Friday, May 18, 2012

Photographs by Walker Evans, Robert Frank, Philip-Lorca diCorcia

"The Theater of the Street" Explored Through Photographs by Walker Evans, Robert Frank, Philip-Lorca diCorcia, and More at the National Gallery of Art, Washington, April 22–August 5, 2012

Philip-Lorca diCorcia, Head #22, 2001, chromogenic print National Gallery of Art, Washington, Charina Endowment Fund © Philip-Lorca diCorcia

Washington, DC—The National Gallery of Art presents I Spy: Photography and the Theater of the Street, 1938–2010, on view in the West Building from April 22 through August 5, 2012. The exhibition is devoted to street photographs by some of the genre's greatest innovators: Walker Evans (1903–1975), Harry Callahan (1912–1999), Robert Frank (b. 1924), Bruce Davidson (b. 1933), Philip-Lorca diCorcia (b. 1951), and Beat Streuli (b. 1957).

"The Gallery is pleased to continue its long tradition of exhibitions devoted to the innovative ways in which photographers have captured and explored the urban environment," said Earl A. Powell III, director, National Gallery of Art. "I Spy also showcases the Gallery's strong holdings in this genre, featuring more than 20 works from the collection along with nine promised gifts."

Organization and Support

The exhibition was organized by the National Gallery of Art.

The exhibition is made possible through the generous support of The Ryna and Melvin Cohen Family Foundation and the Trellis Fund.

Tru Vue has provided in-kind support of the Optium® Acrylic Glazing for the works of art.

Exhibition

Since the invention of small hand-held cameras and faster films in the late 19th century, photographers have recorded everyday life in the urban environment. Mining the citys rich potential, they have explored its varied subject matter—people, architecture, and modes of transportation—to celebrate the cacophony and diversity of modern life, as well as its rapid pace.

The photographers represented in this exhibition have creatively pursued this genre by setting rigid parameters on how they made their works. Like children playing the game "I Spy" by looking through the narrow frame of a car window, these photographers restricted the ways they made their pictures as a means of selecting and ordering the chaos of the city. Evans hid the camera from the unsuspecting public and photographed without even looking through the lens, Frank photographed only what could be seen from the windows of a bus moving through the city, and diCorcia and Streuli placed their cameras in single spots to capture photographs of random passersby. But all these photographs and videos court chance and serendipity, and all these artists view the street as a perpetually fascinating spectacle.

Arranged both chronologically and monographically, I Spy: Photography and the Theater of the Street, 1938–2010 explores these ideas through the presentation of nearly 90 works, including a video and a digital still sequence.
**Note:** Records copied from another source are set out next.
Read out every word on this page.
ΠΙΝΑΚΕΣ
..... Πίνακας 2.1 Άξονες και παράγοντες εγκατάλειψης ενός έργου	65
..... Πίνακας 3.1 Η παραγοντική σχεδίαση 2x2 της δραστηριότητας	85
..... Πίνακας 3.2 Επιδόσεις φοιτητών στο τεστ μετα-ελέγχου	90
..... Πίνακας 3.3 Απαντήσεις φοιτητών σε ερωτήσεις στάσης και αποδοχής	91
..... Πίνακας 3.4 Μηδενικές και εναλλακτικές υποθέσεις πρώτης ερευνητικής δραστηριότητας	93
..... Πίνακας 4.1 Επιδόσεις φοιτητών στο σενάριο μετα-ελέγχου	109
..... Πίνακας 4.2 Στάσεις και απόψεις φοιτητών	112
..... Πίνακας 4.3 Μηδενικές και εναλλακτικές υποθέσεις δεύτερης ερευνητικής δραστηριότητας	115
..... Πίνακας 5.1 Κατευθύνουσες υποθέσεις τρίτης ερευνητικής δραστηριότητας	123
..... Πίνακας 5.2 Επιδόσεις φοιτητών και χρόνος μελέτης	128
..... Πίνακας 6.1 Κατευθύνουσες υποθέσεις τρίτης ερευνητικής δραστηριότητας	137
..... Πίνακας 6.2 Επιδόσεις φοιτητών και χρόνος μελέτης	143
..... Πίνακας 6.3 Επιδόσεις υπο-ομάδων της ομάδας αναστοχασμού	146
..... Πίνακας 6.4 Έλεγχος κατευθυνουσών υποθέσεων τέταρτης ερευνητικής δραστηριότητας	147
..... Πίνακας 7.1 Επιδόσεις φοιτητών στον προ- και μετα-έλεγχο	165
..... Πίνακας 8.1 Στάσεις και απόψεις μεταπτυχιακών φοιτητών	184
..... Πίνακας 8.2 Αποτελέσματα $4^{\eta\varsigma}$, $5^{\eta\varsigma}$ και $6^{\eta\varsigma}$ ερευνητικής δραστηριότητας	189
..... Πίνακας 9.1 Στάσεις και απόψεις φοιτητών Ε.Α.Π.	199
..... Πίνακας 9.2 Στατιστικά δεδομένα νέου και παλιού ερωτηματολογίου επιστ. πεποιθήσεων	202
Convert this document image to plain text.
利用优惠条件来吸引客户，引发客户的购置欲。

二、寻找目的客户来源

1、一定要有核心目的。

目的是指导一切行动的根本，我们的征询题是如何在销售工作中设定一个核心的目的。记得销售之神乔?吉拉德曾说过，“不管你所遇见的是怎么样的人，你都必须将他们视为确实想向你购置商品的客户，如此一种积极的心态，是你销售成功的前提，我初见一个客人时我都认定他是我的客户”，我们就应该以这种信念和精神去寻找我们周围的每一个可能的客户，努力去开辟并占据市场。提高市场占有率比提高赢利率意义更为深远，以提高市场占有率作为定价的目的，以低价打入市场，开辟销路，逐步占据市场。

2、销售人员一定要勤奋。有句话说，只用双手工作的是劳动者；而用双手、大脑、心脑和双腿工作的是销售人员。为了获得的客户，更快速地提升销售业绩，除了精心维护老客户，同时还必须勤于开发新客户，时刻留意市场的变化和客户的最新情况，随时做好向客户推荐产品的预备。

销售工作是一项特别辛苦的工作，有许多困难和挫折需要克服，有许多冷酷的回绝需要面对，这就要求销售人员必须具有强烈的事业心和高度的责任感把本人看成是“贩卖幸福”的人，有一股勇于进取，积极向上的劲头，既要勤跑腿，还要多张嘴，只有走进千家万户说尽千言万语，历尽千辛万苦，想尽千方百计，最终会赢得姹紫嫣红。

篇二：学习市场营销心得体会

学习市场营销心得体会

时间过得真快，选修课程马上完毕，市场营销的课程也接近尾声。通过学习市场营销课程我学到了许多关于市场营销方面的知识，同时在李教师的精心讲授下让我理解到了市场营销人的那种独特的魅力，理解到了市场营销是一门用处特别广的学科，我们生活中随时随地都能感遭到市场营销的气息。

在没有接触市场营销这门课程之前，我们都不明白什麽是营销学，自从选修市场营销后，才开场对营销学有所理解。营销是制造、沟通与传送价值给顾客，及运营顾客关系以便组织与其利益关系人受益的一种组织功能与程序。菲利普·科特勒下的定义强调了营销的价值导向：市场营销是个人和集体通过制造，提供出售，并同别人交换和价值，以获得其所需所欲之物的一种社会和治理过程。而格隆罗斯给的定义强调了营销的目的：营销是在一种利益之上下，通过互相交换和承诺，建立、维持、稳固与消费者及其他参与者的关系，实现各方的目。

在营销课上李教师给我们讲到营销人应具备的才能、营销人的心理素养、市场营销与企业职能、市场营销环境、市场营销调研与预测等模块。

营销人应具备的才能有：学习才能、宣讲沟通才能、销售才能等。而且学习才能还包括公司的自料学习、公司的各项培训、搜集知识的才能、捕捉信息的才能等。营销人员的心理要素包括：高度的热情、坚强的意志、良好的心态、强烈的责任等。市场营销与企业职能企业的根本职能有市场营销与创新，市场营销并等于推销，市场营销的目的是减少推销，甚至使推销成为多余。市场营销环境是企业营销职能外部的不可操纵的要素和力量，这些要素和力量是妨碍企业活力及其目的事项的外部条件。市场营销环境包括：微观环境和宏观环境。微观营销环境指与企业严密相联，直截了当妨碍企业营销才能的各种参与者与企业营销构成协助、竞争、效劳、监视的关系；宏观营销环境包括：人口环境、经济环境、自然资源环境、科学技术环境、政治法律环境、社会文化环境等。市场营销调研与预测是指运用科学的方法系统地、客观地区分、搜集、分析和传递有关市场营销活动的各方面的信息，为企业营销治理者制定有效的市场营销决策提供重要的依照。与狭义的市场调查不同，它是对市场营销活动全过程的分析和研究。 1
Evans, Callahan, and Frank embarked on their projects as a challenge to create images in a fundamentally different manner than they previously had; diCorcia and Streuli incorporate such devices into their regular practice. All the works address questions of voyeurism, surveillance, and privacy.



Walker Evans, Bridgeport

The exhibition includes photographs made by Evans between 1938 and 1941 on the New York subways with a camera concealed beneath his coat, as well as those he took standing on a street corner in Bridgeport, Connecticut, in 1941.

Callahan is represented with an evocative group of photographs of women lost in thought on the busy Chicago streets in 1950. Frank's elegant, almost balletic suite of photographs made from the windows of a bus moving through New York City in 1958 will also be presented, as will a series of bold, aggressive color photographs by Bruce Davidson taken on the New York subways between 1980 and 1985.

Contemporary artists diCorcia and Streuli have pushed this genre still further in works made in the 1990s and into the 21st century. Mining the latent theatricality of the street, diCorcia erected scaffolding and lights in busy urban areas to create a series of monumental portraits of hapless pedestrians who chanced to pass in front of his camera.

The exhibition concludes with two works by the Swiss artist Streuli made on the streets of New York: a digital still sequence, reconfigured expressly for this show from its original display in 2002, and a video made in 2009. Using a telephoto lens to capture richly saturated scenes, Streuli reveals not only the congestion and heterogeneity of modern urban life, but also its beauty. As he transforms the ordinary into the iconic, he shows the isolation and anonymity of the individual in a crowd. In addition, his work calls into question the surveillance photography now so routinely captured by governments and corporations, and it makes us realize ever more keenly how in our daily lives we are both watching the world around us and are being scrutinized by it.